あたしがよっぽど情けない顔をしていたからなのか、茜は先ほどまでのどこか意地の悪いような表情を一転させる。驚いたように大きな目をまん丸くしてから柔らかく細め、薄いその唇をほころばせてみせる。
「まぁ、そんな美優だからあたしはほっとけないんだけどね」
ここでこうきますか。思わずまじまじと茜を見つめてしまったあたしに、相手は不敵に微笑んでみせる。なんでこの子は男じゃないんだろう。今までも数え切れないほど抱いてきた思いをもう一度かみしめる。
もし茜が男だったら。
「あたし茜が男だったら絶対付き合うわぁ……」
「山本透さんに告られても?」
「うん」
即答すると、あらあらと茜は呟く。

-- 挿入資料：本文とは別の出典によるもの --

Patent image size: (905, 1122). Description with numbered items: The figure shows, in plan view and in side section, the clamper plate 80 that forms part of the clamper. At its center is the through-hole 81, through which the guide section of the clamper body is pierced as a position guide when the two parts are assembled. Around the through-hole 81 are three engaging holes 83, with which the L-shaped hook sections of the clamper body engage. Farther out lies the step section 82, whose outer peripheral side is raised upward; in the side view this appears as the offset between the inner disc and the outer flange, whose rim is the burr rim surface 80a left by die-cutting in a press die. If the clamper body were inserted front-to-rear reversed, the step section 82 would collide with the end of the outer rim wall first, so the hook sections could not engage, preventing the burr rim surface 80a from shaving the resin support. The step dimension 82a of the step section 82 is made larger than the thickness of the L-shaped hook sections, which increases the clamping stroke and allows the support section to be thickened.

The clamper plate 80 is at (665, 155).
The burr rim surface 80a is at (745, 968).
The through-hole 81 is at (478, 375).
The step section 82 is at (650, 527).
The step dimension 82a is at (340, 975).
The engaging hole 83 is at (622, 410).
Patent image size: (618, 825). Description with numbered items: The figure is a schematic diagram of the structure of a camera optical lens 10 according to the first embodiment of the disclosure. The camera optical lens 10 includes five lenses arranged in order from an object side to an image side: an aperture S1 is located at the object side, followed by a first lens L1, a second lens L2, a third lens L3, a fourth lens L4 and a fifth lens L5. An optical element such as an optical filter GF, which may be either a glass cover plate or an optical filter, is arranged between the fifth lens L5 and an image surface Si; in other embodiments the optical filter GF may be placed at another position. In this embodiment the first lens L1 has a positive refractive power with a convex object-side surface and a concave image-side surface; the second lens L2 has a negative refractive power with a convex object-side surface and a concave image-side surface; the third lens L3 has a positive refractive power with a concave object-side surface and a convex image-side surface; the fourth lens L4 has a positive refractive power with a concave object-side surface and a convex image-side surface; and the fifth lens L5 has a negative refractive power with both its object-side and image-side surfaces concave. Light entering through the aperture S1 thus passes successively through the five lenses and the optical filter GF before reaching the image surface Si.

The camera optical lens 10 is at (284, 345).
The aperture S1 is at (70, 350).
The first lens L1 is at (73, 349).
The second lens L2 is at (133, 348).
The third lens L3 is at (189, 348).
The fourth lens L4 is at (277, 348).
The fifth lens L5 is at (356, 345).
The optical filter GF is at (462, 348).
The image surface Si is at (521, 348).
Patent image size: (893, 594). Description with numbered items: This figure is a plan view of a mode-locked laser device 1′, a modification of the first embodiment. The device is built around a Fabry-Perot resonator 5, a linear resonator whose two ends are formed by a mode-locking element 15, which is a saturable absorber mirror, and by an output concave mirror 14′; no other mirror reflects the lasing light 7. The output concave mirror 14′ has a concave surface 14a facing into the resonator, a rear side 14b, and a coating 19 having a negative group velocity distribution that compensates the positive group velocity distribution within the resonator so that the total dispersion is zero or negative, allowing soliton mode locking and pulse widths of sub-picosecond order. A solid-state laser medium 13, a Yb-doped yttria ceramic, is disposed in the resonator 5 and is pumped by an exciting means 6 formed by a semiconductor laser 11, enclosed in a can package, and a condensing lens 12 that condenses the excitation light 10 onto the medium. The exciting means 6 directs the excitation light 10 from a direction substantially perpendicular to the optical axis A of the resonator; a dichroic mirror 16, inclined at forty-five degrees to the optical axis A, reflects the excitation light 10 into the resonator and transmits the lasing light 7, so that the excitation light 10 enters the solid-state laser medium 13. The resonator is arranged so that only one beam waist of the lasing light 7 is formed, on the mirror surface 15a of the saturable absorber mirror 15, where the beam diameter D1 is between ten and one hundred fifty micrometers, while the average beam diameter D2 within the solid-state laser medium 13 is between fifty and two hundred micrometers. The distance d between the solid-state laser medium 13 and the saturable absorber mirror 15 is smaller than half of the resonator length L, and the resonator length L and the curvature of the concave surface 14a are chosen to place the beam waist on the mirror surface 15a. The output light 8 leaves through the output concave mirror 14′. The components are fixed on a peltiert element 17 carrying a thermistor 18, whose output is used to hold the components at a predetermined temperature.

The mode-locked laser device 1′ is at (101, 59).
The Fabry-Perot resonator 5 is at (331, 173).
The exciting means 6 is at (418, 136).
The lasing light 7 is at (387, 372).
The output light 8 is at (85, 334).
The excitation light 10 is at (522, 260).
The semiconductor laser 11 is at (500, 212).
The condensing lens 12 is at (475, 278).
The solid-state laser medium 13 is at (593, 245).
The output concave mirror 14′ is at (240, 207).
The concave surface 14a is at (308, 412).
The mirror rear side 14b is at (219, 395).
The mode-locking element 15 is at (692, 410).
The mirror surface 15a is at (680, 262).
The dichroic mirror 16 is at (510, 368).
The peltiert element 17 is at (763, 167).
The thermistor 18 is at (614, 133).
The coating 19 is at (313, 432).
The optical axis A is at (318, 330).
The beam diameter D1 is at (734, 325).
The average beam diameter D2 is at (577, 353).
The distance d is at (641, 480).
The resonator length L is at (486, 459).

そして、さっき山本透さんと居る時に浮かべていたような笑顔と違うどこか照れたような笑みを浮かべた。
「山本透さんかわいそお」
「思ってる?」
「……別に?」
緩やかにウェーブしている薄茶色の長い髪をふわりと揺らして茜は柔らかい表情を浮かべる。よくできたお人形のような整った顔にのる暖かい微笑みはあたしの心をじんわりと暖かくしてくれる。言っている内容はわりとひどいけど。
「……しかし、どうやってこの状況下の収集つけるの?」
「ちなみにどんな噂になってます?」
「あんなにすました顔してやることやってんのねぇ」
茜はとてもにこやかに爽やかに毒を吐く。茜本人の言葉ではないことは重々承知なのだけれども、それでも茜の口を通して悪意を吐かれると凹む。
「女って怖い……」
世間一般様の女子校のイメージと言えば、いわゆる「女の世界」だろう。ぱっと見は華やかで穏やかに咲き誇るお花畑のようなのに、一皮むいてしまえばドロドロとした悪意が沼のように広がる陰気で恐ろしい世界。
女子校の生徒として言うが、日ごろはそうでもないのだ。というよりも必要以上にさばさばしていて下手な男の子よりも男っぽいだろう。
だけれど。男が絡むと本当に怖い。女って怖い。わかってはいたけれど。
恐ろしさにブルりと震えるあたしの呟きに茜は肩をすくめてみせる。
「ま、何言われても曖昧に笑っときなさい。あたしもうまいこと言っといてあげるから」
「……はぁい」
こうして、あたしの文化祭は若干の波紋を残しつつ終わったのである。